Traveler - Roman
Goldschwert. Ein Jittetsu-Schwert. Im Feuer geschmiedet, eine Opfergabe für die Götter. Ein Wassertropfen rann sein Gesicht hinunter. Dahin. Alles
dahin. Er hatte sich um alles gebracht. Seine berufliche Position. Seine Zukunft. Nur zwei Dinge waren ihm geblieben: das Schwert und sein Mut.
Lawrence legte die Scheide auf den nassen Boden und ging dann, das bloße Schwert in Händen, zur Treppe. »Bleiben Sie, wo Sie sind!«, rief er. »Ich komme.«
Er stieg die verdreckten Stufen hinunter. Mit jedem Schritt verlor er einen Teil seiner Schwere, der Illusionen, die ihn im Innersten belastet hatten.

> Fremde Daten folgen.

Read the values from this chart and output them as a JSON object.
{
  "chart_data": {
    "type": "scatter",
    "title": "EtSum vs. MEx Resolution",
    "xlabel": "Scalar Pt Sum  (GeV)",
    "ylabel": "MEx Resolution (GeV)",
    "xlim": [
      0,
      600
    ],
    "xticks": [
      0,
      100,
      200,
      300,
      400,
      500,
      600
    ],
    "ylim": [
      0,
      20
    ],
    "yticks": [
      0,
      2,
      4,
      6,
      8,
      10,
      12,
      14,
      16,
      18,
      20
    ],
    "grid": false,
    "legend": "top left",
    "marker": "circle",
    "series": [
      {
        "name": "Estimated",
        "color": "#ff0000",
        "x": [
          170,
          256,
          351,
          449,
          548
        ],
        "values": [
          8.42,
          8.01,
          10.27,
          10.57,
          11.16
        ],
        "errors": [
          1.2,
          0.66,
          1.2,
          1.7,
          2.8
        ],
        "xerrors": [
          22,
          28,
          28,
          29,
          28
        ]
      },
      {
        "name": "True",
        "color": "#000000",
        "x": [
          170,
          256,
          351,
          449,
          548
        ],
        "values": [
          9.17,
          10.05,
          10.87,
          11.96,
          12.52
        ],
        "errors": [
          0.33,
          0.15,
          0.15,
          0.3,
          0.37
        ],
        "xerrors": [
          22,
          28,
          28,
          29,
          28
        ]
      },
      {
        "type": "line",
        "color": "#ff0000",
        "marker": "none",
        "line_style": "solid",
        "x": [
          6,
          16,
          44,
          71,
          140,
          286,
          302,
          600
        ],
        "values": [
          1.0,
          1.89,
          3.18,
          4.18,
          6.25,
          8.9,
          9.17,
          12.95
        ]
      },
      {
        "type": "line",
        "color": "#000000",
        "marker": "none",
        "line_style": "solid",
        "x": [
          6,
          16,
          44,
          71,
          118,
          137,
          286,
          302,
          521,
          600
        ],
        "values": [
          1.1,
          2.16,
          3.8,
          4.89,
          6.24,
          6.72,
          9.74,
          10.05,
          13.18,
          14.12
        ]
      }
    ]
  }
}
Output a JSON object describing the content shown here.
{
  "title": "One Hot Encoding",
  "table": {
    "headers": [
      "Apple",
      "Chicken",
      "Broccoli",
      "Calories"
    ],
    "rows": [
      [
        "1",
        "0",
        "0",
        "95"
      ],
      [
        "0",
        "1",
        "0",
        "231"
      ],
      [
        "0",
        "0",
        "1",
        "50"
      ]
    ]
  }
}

Endlich begriff er die Einsamkeit, von der das Foto seines Vaters zeugte. Ein Harlequin zu werden bedeutete sowohl eine Befreiung als auch das Akzeptieren des eigenen Todes.
Er erreichte den Fuß der Treppe. Boone stand inmitten des Raums voller Müll, eine Automatikpistole im Anschlag. »Lassen Sie die Waffe fallen!«, rief Boone. »Legen Sie das Schwert auf den Boden!«
Nachdem er jahrelang Masken getragen hatte, fiel nun die letzte Maske. Sparrows Sohn stürmte mit dem Goldschwert in der Hand dem Feind entgegen. Er fühlte sich frei, jeglichen Zweifels, jeglicher Unentschlossenheit ledig, als Boone langsam die Waffe hob und auf sein Herz zielte.
NEUNUNDVIERZIG
V icki war eine Gefangene im Haus ihrer Mutter. Sie wurde sowohl von den Tabula als auch von ihrer Kirchengemeinde bewacht. Der Wagen der Elektrizitätswerke war verschwunden, aber kurz darauf waren andere Männer aufgetaucht. Zwei angebliche Angestellte einer Fernsehkabelfirma fingen an, die grauen Kästen oben auf den Telefonmasten auszutauschen. Nachts wurde völlig auf Tarnung verzichtet. Ein Schwarzer und ein Weißer saßen an der gegenüberliegenden Straßenseite in einem Geländewagen. Einmal hielt ein Polizeiauto neben dem Wagen an, und die beiden Streifenpolizisten redeten mit den Tabula. Vicki beobachtete durch den Vorhang, wie die Söldner Ausweise vorzeigten und sich die Beamten danach per Handschlag von ihnen verabschiedeten.
Ihre Mutter bat die Kirchengemeinde um Schutz. Nachts schliefen ein oder zwei Leute bei ihnen im Wohnzimmer. Morgens wurde die Nachtschicht durch zwei Gemeindemitglieder abgelöst, die den ganzen Tag im Haus blieben. Jonesies lehnten körperliche Gewalt ab, aber sie betrachteten sich als Verteidiger des Glaubens, bewaffnet mit den Worten des Propheten. Sollte jemand das Haus stürmen, würden sie Kirchenlieder anstimmen und passiven Widerstand leisten.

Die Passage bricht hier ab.